CALGARY, Alberta, Nov. 28, 2018 (GLOBE NEWSWIRE) — Strategic Oil & Gas Ltd. (“Strategic” or the “Company”) (TSXV:SOG) announces that the Company has received the written resolution (the “Resolution and Consents”) of over 96% of the holders (“Noteholders”) of the Company’s 8.0% convertible notes (“Notes”) to affect certain amendments to the trust indenture (“Trust Indenture”) governing the Notes.
In particular the Noteholders have approved, by way of an extraordinary written resolution under the Trust Indenture certain amendments to the Trust Indenture to provide for: (a) a conversion right of the Company allowing for the conversion of the Notes into common shares (“Common Shares”) of the Company; (b) the removal of the covenant in the Trust Indenture that the Company be required to maintain a listing on the TSX Venture Exchange (the “TSXV”); (c) the right to grant first lien debt to parties other than Canadian chartered banks; and (d) certain amendments to the definition of change of control all as contemplated by the Resolution and Consents. The Company and the Trustee under the Trust Indenture have entered into a first supplemental indenture (the “Supplemental Indenture”) giving effect to the foregoing amendments.
In addition, the Company has exercised its right under the Supplemental Indenture to convert (the “Conversion”) the existing Notes and all interest accrued thereon (totalling $116,204,295) into an aggregate of 1,770,721,119 Common Shares at a deemed price of $0.065625 per Common Share (being the 20 day volume weighted average trading price of the Common Shares on the TSX Venture Exchange as of the date hereof). The Conversion was completed on November 26, 2018. After giving effect to the Conversion the Company currently has 1,817,142,079 Common Shares outstanding.
On November 27, 2018 Strategic issued $15 million in first lien secured notes (the “New Note Financing”) to certain investment funds managed by GMT Capital Corp. (the “GMT Funds”) and certain other parties on the same terms as announced by the Company on November 5, 2018. In conjunction with the New Note Financing, Strategic issued 76,190,003 Common Share purchase warrants (“Warrants”) to the subscribers under the New Note Financing. Each warrant is exercisable at a purchase price of $0.065625 per share for a period of five years from the closing date. A second $15 million tranche of notes on the same terms as the first tranche is callable by the Company on the occurrence of certain events. Funds from the first and second tranches will be used by the Company to meet upcoming asset retirement obligations and advance the technical understanding of the Marlowe Asset.
Related Party Considerations
Certain of the parties who have agreed to provide the New Note Financing are related parties (“Related Parties”) of the Company by virtue of their share ownership in the Company and their role as directors of the Company. In particular, the GMT Funds are owned by Tom Claugus, a member of the Company’s board of directors. Collectively the Related Parties own or control 26,673,193 Common Shares, representing approximately 57.5% of the issued and outstanding Common Shares and $73.1 million of principal amount of the Notes, representing approximately 64.1% of the Notes. Upon completion of the Conversion and the New Note Financing, the Related Parties hold, directly and indirectly, 1,160,777,486 Common Shares or 63.9% of the issued and outstanding Common Shares.
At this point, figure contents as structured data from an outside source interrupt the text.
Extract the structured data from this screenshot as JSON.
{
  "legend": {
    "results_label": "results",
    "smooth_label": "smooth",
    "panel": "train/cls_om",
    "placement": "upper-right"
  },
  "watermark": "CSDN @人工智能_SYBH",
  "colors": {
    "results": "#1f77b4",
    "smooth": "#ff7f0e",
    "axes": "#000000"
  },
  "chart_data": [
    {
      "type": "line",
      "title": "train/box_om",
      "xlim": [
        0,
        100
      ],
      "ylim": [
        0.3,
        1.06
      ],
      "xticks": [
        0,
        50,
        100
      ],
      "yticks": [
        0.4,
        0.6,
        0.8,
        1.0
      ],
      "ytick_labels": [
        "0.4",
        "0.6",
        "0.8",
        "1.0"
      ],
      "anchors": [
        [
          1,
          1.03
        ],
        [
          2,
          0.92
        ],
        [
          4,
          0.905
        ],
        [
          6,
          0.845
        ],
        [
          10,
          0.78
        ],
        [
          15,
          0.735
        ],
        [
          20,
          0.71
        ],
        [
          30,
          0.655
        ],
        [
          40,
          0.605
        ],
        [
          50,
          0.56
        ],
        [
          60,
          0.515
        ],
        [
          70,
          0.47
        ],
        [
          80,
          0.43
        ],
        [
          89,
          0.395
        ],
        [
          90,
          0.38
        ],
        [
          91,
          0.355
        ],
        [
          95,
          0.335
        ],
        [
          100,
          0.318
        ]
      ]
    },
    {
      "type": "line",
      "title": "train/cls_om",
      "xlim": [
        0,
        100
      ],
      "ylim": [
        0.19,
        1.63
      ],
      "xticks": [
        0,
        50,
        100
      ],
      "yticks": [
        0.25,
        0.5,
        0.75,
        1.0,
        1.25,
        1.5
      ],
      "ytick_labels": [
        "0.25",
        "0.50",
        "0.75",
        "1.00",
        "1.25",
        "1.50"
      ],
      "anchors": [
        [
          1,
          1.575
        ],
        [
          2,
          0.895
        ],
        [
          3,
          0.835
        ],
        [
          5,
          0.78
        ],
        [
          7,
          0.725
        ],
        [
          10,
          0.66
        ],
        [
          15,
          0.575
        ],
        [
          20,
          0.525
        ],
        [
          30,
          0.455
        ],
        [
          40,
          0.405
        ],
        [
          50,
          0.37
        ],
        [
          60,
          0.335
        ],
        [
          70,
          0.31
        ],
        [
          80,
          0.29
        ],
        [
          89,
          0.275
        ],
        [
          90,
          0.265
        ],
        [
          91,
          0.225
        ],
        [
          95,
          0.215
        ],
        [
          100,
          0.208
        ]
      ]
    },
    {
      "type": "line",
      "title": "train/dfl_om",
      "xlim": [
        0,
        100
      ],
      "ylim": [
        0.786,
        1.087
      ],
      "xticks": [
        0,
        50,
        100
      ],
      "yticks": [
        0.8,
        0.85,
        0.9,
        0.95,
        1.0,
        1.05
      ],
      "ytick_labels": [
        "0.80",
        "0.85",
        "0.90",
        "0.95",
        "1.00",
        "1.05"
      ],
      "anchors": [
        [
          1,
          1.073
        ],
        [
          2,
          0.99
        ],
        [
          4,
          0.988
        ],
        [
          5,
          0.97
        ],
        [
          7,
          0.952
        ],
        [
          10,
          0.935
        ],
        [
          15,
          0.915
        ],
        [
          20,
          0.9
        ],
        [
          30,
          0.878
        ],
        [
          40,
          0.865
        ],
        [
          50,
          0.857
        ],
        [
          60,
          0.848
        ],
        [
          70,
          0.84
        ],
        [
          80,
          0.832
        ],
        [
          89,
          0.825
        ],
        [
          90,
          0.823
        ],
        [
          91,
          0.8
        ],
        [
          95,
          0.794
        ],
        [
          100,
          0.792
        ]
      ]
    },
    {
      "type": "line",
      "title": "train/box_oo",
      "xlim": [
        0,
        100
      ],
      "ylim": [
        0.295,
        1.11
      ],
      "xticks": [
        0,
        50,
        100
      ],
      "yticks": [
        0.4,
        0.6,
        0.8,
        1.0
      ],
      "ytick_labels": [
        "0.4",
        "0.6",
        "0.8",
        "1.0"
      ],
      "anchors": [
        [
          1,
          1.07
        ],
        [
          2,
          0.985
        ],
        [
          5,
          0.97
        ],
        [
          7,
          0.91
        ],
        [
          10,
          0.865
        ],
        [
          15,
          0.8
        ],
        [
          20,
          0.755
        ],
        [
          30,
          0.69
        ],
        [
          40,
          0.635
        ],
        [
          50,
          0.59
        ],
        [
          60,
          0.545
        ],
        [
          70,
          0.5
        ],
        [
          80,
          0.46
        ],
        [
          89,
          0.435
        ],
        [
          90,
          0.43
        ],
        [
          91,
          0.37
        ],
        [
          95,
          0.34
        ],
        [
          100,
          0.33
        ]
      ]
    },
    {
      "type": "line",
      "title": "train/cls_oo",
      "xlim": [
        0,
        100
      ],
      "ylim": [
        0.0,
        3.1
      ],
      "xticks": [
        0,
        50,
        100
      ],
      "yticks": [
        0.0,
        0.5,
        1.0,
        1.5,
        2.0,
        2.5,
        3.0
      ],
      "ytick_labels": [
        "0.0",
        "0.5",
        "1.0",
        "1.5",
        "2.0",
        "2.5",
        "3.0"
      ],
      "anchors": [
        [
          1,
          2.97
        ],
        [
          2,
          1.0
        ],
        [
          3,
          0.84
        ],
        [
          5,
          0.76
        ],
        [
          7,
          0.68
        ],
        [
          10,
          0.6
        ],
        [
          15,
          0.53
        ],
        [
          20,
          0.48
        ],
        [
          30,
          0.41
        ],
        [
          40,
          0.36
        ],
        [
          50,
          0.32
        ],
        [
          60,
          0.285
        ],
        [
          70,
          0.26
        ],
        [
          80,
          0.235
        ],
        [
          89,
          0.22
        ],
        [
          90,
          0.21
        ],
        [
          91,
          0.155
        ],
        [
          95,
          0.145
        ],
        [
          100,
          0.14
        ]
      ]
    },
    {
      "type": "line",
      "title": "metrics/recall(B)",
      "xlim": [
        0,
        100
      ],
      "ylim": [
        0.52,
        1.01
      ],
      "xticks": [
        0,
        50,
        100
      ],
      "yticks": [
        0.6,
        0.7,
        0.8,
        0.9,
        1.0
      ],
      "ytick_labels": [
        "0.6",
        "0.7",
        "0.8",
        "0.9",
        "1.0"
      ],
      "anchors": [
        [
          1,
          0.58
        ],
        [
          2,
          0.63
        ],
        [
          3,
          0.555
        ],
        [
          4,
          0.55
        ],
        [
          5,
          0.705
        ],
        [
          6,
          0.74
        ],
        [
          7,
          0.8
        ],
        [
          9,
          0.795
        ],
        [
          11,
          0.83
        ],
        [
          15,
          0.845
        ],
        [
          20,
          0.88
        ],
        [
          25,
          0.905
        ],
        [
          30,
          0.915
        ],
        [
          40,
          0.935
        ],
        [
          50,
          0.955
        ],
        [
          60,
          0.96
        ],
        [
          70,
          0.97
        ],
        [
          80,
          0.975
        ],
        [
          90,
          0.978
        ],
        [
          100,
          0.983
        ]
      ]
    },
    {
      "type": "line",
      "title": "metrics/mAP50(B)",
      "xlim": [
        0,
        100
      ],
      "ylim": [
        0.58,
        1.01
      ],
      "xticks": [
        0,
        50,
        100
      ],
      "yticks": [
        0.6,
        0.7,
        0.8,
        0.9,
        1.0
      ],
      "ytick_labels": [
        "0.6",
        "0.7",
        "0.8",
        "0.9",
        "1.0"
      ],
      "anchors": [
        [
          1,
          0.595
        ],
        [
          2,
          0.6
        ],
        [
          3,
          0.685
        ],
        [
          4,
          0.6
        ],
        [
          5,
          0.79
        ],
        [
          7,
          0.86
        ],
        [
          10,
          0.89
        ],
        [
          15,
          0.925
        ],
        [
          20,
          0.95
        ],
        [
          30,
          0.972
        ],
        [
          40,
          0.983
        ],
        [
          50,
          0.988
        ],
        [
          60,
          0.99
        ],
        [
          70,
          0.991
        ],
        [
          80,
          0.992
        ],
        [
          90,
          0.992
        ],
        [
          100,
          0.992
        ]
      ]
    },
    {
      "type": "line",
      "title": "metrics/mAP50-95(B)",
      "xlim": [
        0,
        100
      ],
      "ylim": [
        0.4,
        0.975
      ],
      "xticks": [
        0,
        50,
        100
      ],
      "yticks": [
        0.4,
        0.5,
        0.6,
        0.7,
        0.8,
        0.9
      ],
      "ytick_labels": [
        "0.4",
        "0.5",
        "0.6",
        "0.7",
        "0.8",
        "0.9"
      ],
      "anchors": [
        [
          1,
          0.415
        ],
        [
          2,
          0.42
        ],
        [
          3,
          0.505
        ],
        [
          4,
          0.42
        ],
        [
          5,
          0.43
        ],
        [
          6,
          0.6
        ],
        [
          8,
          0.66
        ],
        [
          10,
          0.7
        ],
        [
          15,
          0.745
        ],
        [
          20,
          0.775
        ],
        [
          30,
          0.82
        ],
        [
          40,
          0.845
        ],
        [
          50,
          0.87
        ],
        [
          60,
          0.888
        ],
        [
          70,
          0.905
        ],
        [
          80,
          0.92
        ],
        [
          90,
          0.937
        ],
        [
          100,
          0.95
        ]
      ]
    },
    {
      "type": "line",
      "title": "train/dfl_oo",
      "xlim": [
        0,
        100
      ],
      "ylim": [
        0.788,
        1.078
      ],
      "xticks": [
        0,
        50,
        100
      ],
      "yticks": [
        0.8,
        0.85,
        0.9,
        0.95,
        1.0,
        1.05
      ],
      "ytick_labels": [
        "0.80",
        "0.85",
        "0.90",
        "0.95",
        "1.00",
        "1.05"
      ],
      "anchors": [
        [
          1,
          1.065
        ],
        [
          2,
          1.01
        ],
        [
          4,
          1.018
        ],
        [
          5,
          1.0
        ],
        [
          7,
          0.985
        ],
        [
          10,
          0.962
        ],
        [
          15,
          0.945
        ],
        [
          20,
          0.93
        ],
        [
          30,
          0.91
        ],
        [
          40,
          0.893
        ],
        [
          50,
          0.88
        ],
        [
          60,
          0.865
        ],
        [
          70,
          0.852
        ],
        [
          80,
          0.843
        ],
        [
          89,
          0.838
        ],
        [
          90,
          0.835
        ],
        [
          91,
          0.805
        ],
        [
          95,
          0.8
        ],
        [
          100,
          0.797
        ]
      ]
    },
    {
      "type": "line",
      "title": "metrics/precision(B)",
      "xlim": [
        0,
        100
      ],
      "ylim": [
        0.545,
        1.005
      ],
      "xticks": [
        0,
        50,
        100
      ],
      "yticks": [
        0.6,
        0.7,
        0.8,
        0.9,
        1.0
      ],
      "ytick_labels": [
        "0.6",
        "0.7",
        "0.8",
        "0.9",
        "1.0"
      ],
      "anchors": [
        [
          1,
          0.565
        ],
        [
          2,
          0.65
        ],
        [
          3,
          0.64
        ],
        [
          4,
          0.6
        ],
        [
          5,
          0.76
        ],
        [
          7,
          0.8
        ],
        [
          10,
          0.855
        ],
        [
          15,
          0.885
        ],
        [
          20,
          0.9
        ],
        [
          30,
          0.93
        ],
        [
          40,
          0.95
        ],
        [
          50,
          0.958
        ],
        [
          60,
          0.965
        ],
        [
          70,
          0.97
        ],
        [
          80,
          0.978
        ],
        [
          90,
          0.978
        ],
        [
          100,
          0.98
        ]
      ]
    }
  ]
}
The New Note Financing constitutes a “related party transaction” within the meaning of Multilateral Instrument 61-101 – Protection of Minority Security Holders in Special Transactions (“MI 61-101”). The Company is relying on a financial hardship exemption in connection with the New Note Financing as the Company is in serious financial difficulty and the New Note Financing is the only alternative that has become available to the board since it began its strategic alternatives process in August, 2018. The New Note Financing has been unanimously approved by a special committee (the “Special Committee”) of the board of directors of Strategic, in consultation with RBC Capital Markets who have acted as financial advisors to the Special Committee in respect of the strategic alternatives process. The Special Committee is comprised of Messrs. Rick Skeith, Michael Graham, Jim Riddell and John Harkins, each of whom is independent of Mr. Claugus and the GMT Funds.
As a result of a significant increase in light oil differentials in Canada, combined with lower production volumes due to a lack of development activity, the Company is not generating positive cash flow from operations. Strategic has a working capital deficit, including $7 million in abandonment and reclamation obligations which are scheduled for completion in the next six months.
About Strategic Oil & Gas
Strategic is a junior oil and gas company committed to becoming a premier northern oil and gas operator by exploiting its light oil assets primarily in northern Alberta. The Company maintains control over its resource base through high working interest ownership in wells, construction and operation of its own processing facilities and a significant undeveloped land and opportunity base. Strategic’s primary operating area is at Marlowe, Alberta.